The difference between the way Netflix and Amazon use big data is the difference between a hit and an also ran, reports The Observer. Data scientist Sebastian Wernicke, in a TED Talk, “explained how two shows, which were strategically made with data analysis methods creators thought would ensure Breaking Bad caliber success, were created, and how they faired in the ratings. One, Netflix’s House of Cards, worked—the show went on to score a 9.1 on the rating curve. The other, Amazon’s Alpha House, however, fell short and landed at 7.5 on the curving, marking it as a completely average show.”

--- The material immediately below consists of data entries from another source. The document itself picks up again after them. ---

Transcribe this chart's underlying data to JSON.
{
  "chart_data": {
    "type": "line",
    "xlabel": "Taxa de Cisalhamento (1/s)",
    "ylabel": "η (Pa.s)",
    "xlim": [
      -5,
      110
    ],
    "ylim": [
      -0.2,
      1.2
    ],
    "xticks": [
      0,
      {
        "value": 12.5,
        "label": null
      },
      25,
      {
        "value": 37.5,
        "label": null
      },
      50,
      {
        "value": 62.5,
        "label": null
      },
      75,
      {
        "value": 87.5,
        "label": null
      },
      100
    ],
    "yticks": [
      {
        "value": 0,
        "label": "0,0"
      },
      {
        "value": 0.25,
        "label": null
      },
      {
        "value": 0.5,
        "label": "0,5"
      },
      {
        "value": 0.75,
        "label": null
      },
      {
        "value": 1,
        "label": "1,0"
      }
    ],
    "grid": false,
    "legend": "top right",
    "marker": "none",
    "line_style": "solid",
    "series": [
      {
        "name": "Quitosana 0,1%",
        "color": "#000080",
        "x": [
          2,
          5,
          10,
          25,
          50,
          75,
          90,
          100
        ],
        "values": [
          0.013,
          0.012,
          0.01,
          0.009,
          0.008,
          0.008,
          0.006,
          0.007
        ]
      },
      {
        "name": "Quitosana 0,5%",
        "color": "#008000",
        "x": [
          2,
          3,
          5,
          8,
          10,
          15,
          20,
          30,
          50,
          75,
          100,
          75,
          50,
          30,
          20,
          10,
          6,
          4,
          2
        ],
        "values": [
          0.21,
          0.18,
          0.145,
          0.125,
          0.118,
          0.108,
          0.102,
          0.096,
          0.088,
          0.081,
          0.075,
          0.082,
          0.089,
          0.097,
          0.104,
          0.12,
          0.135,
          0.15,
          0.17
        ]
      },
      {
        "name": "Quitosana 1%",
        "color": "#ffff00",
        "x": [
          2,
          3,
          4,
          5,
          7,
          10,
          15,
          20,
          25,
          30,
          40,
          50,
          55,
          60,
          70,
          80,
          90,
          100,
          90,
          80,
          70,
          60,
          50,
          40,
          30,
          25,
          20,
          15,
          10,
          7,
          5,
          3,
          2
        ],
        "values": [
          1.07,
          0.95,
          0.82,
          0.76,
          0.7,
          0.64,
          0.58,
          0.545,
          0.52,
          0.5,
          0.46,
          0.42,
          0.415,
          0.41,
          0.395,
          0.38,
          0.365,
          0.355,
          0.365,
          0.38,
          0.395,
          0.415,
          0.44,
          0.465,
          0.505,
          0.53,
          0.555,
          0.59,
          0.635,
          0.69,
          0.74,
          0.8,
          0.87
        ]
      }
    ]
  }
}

“When Amazon set out to make a data-driven show, the company held a competition. They evaluated a bunch of show ideas, selected eight of them and then created a pilot episode for each and made them available online for free. Millions watched the free episodes, and the company used data (such as how many people watched each show, how long they watched and what parts they skipped) to create a show they hoped would be destined for greatness. After crunching millions of data points, the results said they should create a sitcom about four Republican U.S. senators. Alpha House was born.”
“Around the same time, Netflix was brewing up something similar. But instead of using a competition, the company looked at the data they already had about viewing on their platform (ratings, viewing history, etc). They used that data to discover small bits and pieces about what viewers like and took a leap of faith … Amazon’s show wasn’t a booming success because it used data all the way. Netflix, however, looked at what users like and used that insight to think up a concept for what they believed would be a hit show, and it clearly worked.”
“Automated music recommendations are hardly new, but Spotify seems to have identified the ingredients of a personalized playlist that feel fresh and familiar at the same time,” reports Quartz. “That’s potentially a big advantage over competitors like Pandora, Google, and Apple, which largely have the same bottomless catalog of music but take very different approaches to picking the best songs for each user.”
“We now have more technology than ever before to ensure that if you’re the smallest, strangest musician in the world, doing something that only 20 people in the world will dig, we can now find those 20 people and connect the dots between the artist and listeners,” Matthew Ogle, who oversees the service at Spotify (said) recently. “Discovery Weekly is just a really compelling new way to do that at a scale that’s never been done before.”
Wired: “Under Armour was founded on a simple idea: Make athletes better. To do that, it’s turning human performance into a big data problem. The company is betting on the notion that the right hardware, the biggest dataset, a lot of machine learning, and powerful motivational tools can make everyone better, faster, and stronger. It’s betting that technology doesn’t exist solely to make us lazy, to bring everything to our door with the push of a button.
The centerpiece of that bet is a $400 kit, announced today, called Healthbox, that provides a scale, an activity tracker wearable, and a chest strap for measuring heart rate. The company also is updating Record, its mobile app, making it a 24/7 real-time barometer of your fitness and health. These tools, combined with three apps Under Armour has purchased in recent years, provide the most comprehensive ecosystem of fitness products yet made.”